Leading into today’s GDP release, better-than-expected results on the trade gap had boosted expectations for growth during the second quarter. The result did not disappoint, as growth topped forecasts.
The second estimate for second quarter GDP suggests the economy grew at an annualized rate of 2.5%, a sizable upward revision from the advance estimate of 1.7%. Nonetheless, increases in inventories in the past two quarters have also been meaningful and consumer spending growth slipped, providing reason for enthusiasm to remain in check.
Consumer spending was fractionally better than previously reported, remaining in a lackluster sub-2.0% growth pace. The slowdown in spending growth from the prior quarter suggests that consumers may have started to feel the pinch of weak income gains and bigger tax bills earlier this year.
The housing market held the line during the second quarter, growing at a double-digit pace. Although it’s a much smaller component of GDP than before the crash, a sustained recovery on the housing front remains an important component to the growth of the economy.

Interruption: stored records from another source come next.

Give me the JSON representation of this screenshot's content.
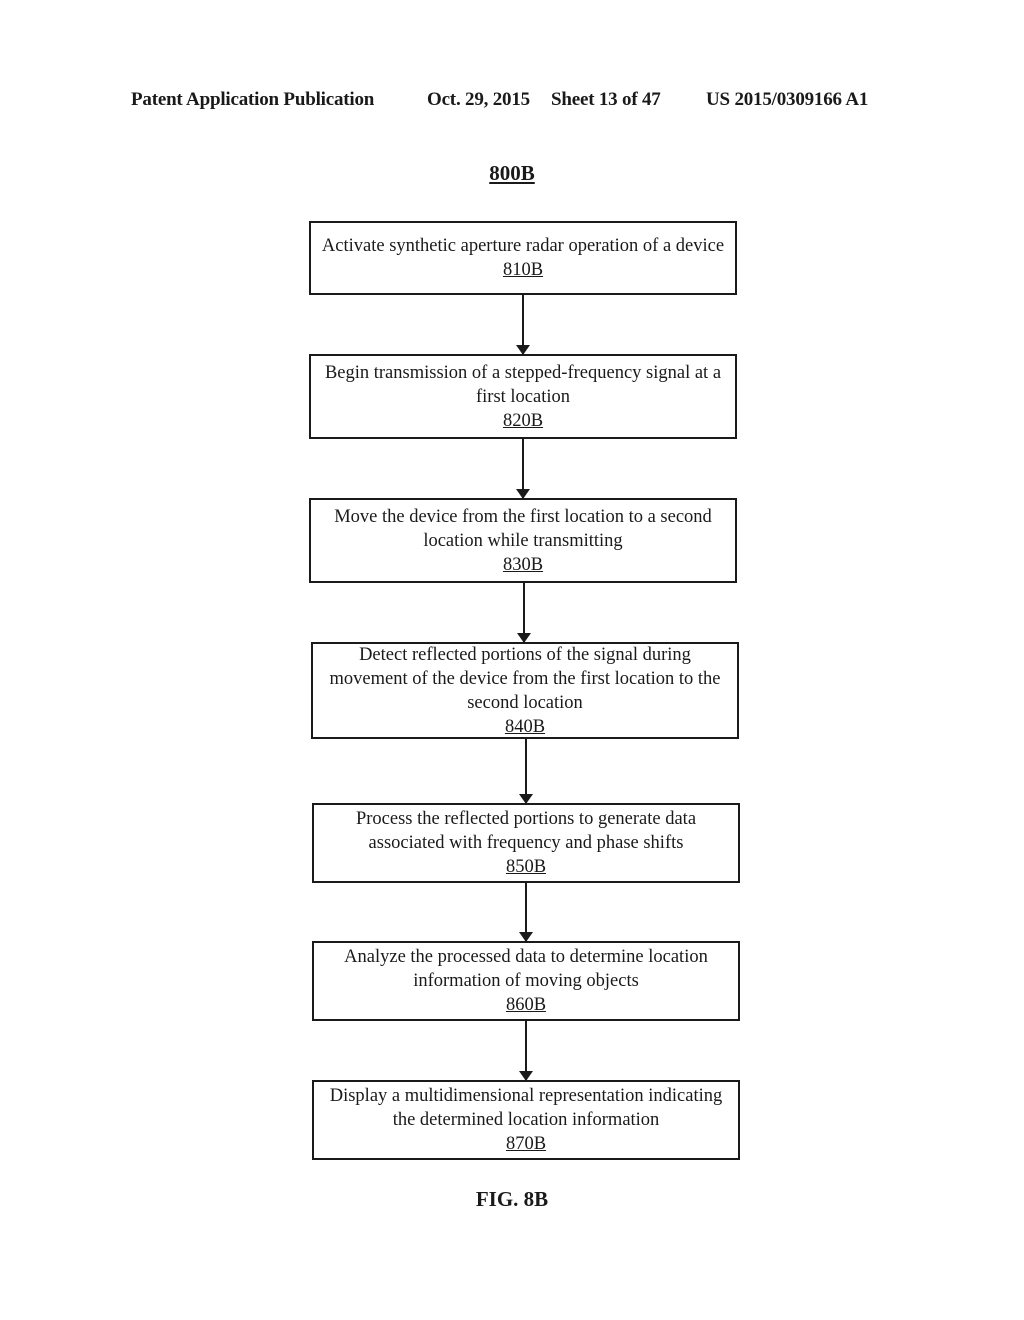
{
  "header": {
    "left": "Patent Application Publication",
    "date": "Oct. 29, 2015",
    "sheet": "Sheet 13 of 47",
    "publication_number": "US 2015/0309166 A1"
  },
  "figure_id": "800B",
  "steps": [
    {
      "text": "Activate synthetic aperture radar operation of a device",
      "ref": "810B"
    },
    {
      "text": "Begin transmission of a stepped-frequency signal at a first location",
      "ref": "820B"
    },
    {
      "text": "Move the device from the first location to a second location while transmitting",
      "ref": "830B"
    },
    {
      "text": "Detect reflected portions of the signal during movement of the device from the first location to the second location",
      "ref": "840B"
    },
    {
      "text": "Process the reflected portions to generate data associated with frequency and phase shifts",
      "ref": "850B"
    },
    {
      "text": "Analyze the processed data to determine location information of moving objects",
      "ref": "860B"
    },
    {
      "text": "Display a multidimensional representation indicating the determined location information",
      "ref": "870B"
    }
  ],
  "caption": "FIG. 8B"
}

Private domestic investment was the beneficiary of a nearly 1% upward revision to 9.9%. Of particular note was the 16.1% increase in commercial real estate, partially reversing the precipitous drop in the second quarter. Corporate America is still very hesitant to go “all in” on the expansion though, as momentum in business investment remains elusive.
The positive news is that the economy is still advancing, although the fact that growth has not surpassed 3% since the first quarter of 2012 remains troubling. Confidence has risen, but both consumers and the corporate sector remain justifiably skeptical about whether or not the U.S. economy is on the verge of a more robust expansion. Recent data suggests that the economy is still largely holding its own, potentially giving the Fed what it needed to move forward with its plan to begin to taper bond purchases.
As investors weigh the near-term risk posed by potential military intervention in Syria and the uncertainty surrounding the timing and magnitude of the Fed’s next move, the potential for volatility to re-emerge in the capital markets also appears to be on the rise. Neither appears likely to derail the economy, however, and any downward move in asset prices could present an opportunity for investors.